For the DMPA, the error of search time for aircraft is controlled within 0.01 × 60 = 0.6 min = 36 s, and the error of search area is within 4.11 n mile2, when the time interval is reduced to 0.01 h. For this time interval, the decision-makers can take the results from DMPA as the exact solution.

The same selection schemes from CMPA and DMPA are extracted to compare their time-consume. When the initial time point is set as T1 = 4.0 and the step h = 0.2, three schemes from each algorithm can be found in Tables 2 and 3.

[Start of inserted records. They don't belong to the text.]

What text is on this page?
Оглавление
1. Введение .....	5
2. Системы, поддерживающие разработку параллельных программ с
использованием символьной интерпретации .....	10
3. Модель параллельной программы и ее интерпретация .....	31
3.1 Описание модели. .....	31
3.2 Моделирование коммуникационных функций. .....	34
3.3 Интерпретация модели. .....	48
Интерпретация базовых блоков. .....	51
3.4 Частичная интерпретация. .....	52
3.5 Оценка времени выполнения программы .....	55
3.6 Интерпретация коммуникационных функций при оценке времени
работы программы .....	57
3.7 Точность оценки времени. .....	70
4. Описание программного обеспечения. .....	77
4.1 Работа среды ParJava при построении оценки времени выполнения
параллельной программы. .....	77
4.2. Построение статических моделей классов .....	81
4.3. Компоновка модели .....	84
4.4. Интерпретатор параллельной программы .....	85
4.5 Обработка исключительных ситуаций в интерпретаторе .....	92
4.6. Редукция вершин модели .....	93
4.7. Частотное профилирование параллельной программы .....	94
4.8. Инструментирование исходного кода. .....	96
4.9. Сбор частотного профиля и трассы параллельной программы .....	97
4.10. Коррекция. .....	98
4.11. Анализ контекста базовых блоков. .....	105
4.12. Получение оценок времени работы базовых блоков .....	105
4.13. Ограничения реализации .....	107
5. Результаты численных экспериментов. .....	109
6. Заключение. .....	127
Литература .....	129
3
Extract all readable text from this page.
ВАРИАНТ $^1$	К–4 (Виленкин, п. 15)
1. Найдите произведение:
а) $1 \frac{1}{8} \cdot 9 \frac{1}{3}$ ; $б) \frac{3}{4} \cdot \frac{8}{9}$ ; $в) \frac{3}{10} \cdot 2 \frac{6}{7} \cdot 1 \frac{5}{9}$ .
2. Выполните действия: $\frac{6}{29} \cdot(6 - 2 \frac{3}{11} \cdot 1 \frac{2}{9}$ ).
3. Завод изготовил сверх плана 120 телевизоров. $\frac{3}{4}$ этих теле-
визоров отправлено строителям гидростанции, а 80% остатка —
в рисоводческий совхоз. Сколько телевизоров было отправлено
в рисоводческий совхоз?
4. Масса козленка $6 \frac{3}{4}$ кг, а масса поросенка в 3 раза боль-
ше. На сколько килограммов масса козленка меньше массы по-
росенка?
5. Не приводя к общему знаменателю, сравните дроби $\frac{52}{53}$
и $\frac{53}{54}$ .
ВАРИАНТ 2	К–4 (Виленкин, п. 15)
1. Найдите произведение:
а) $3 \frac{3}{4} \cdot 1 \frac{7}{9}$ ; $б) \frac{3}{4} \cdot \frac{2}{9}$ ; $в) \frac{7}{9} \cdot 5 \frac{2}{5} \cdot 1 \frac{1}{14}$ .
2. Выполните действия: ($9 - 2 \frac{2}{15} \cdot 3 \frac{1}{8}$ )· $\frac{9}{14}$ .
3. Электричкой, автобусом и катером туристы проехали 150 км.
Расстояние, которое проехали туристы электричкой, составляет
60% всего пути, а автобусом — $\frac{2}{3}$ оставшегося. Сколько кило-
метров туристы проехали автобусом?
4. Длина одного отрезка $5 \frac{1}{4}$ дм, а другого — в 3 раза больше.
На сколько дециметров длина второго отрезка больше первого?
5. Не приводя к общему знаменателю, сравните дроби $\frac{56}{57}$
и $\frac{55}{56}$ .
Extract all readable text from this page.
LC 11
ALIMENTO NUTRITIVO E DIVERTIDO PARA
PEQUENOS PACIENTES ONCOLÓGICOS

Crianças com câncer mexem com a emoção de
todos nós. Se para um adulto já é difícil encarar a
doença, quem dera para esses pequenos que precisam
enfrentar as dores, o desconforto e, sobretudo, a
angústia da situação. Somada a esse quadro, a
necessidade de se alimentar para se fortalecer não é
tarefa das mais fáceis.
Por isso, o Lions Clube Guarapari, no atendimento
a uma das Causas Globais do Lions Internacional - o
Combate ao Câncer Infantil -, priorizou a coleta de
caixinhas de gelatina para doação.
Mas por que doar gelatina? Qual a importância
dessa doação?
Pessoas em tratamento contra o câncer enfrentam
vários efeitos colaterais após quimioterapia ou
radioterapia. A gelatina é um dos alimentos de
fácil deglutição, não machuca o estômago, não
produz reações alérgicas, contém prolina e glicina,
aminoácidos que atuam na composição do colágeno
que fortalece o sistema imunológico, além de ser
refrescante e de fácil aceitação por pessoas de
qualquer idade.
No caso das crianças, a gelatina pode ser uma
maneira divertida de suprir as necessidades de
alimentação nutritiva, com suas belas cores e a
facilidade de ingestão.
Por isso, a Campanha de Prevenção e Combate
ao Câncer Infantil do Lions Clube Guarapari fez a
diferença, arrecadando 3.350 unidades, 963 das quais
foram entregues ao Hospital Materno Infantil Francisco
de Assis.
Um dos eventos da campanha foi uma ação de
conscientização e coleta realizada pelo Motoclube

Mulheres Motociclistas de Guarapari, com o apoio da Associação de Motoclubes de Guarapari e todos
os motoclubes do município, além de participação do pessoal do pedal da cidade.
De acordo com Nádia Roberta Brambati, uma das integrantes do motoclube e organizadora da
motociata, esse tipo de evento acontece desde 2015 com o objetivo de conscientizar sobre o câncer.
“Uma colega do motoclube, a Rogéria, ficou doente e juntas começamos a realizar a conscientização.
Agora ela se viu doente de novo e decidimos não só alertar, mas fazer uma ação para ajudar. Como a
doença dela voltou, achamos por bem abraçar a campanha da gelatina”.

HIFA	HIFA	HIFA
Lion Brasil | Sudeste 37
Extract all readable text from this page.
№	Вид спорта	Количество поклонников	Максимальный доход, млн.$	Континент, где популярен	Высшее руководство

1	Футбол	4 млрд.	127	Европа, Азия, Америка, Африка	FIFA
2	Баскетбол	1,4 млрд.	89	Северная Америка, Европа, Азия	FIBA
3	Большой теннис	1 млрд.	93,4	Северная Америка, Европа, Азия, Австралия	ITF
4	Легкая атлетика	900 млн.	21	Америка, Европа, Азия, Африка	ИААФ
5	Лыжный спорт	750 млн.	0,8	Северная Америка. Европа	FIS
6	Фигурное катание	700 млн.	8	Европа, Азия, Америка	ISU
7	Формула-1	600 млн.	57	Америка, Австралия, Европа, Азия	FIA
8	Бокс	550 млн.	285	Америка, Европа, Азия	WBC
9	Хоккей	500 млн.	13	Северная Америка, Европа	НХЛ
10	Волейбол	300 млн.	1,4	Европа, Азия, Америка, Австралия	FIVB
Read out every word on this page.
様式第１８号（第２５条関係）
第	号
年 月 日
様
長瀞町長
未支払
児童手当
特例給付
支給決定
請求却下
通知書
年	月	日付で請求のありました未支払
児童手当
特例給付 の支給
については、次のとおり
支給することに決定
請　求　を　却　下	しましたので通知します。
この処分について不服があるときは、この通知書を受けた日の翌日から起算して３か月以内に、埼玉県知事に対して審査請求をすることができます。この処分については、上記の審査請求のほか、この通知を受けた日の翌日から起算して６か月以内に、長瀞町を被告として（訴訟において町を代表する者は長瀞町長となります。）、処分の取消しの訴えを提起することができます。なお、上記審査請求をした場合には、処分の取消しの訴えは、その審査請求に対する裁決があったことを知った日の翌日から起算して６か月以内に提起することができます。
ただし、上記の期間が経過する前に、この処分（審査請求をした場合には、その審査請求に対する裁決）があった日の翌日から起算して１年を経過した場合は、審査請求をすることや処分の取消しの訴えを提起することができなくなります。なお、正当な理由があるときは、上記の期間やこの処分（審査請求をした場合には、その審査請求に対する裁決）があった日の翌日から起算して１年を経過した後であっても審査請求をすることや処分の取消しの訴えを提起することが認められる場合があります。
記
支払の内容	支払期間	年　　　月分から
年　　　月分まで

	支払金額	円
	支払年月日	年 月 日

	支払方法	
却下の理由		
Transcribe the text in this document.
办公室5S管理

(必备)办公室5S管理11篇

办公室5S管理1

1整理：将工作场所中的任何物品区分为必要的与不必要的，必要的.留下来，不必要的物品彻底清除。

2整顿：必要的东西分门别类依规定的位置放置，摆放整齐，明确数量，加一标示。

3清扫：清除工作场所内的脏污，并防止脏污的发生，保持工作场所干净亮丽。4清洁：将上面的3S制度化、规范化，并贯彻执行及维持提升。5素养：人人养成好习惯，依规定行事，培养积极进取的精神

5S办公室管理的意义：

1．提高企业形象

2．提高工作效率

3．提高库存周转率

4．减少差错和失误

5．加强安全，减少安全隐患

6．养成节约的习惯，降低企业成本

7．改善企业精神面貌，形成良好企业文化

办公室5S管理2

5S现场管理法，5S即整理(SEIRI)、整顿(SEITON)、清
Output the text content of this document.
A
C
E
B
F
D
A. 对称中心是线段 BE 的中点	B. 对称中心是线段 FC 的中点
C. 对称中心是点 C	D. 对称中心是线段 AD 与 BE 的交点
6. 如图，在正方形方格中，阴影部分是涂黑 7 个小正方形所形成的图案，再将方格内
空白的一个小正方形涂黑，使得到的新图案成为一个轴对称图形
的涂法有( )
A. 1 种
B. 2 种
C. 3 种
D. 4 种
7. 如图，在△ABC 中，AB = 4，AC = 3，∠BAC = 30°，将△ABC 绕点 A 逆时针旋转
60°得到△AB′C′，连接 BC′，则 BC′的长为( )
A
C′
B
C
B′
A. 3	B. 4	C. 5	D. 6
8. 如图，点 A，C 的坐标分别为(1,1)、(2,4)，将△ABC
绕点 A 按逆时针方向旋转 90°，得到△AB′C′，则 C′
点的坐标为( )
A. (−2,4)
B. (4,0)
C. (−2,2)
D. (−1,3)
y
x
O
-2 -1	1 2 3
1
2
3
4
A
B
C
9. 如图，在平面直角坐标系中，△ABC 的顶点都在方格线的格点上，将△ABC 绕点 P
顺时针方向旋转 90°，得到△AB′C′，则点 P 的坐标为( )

Table 2 Three schemes from CMPA.
Table 3 Three schemes from DMPA.

As can be seen in Table 2, the three schemes, D29, D27 and D24 all are beyond the interval given by the DMPA, i.e. the time ranges of [4.20, 4.38], [4.40, 4.59] and [4.80, 4.90] respectively corresponding to E1, E2 and E3 in Table 3. Table S5 in Supplementary information shows the searching area of equipment in D30 scheme on CMPA11,12. It can be seen that the total search area is 1923.49 n mile2. Because of the actual value being 2000 n mile2, the absolute error is 76.5 n mile2 and the relative error is 3.8%. When the search sea area increases, the error increases. However, the total contribution of search area of Sa scheme on DMPA is 1999.557053 n mile2, and the error is only 0.45 n mile2. Obviously, the DMPA based on time intervals can find the relatively optimal scheme, which produce smaller calculation errors in time-consuming and search area. As the no free lunch theorem suggests, an algorithm that can be well suited to an optimization problem may not always work effectively on other problems23,24. The DMPA cannot find the optimal result only via several operations on reducing time interval.

Conclusions

To overcome the deficiency in the CMPA that regarded the number of aircraft sorties as a continuous variable, the author in this paper innovatively proposed the DMPA for solving the mission model of maritime search with quantitative constraints for vessel and aircraft. The DMPA assumes that the number of aircraft sorties as discrete, which can produce smaller calculation errors in time-consuming (36 s) and search area (0.45 nmile2). The DMPA proposed in this work provides a new theoretical basis for the field of MSAR planning algorithm.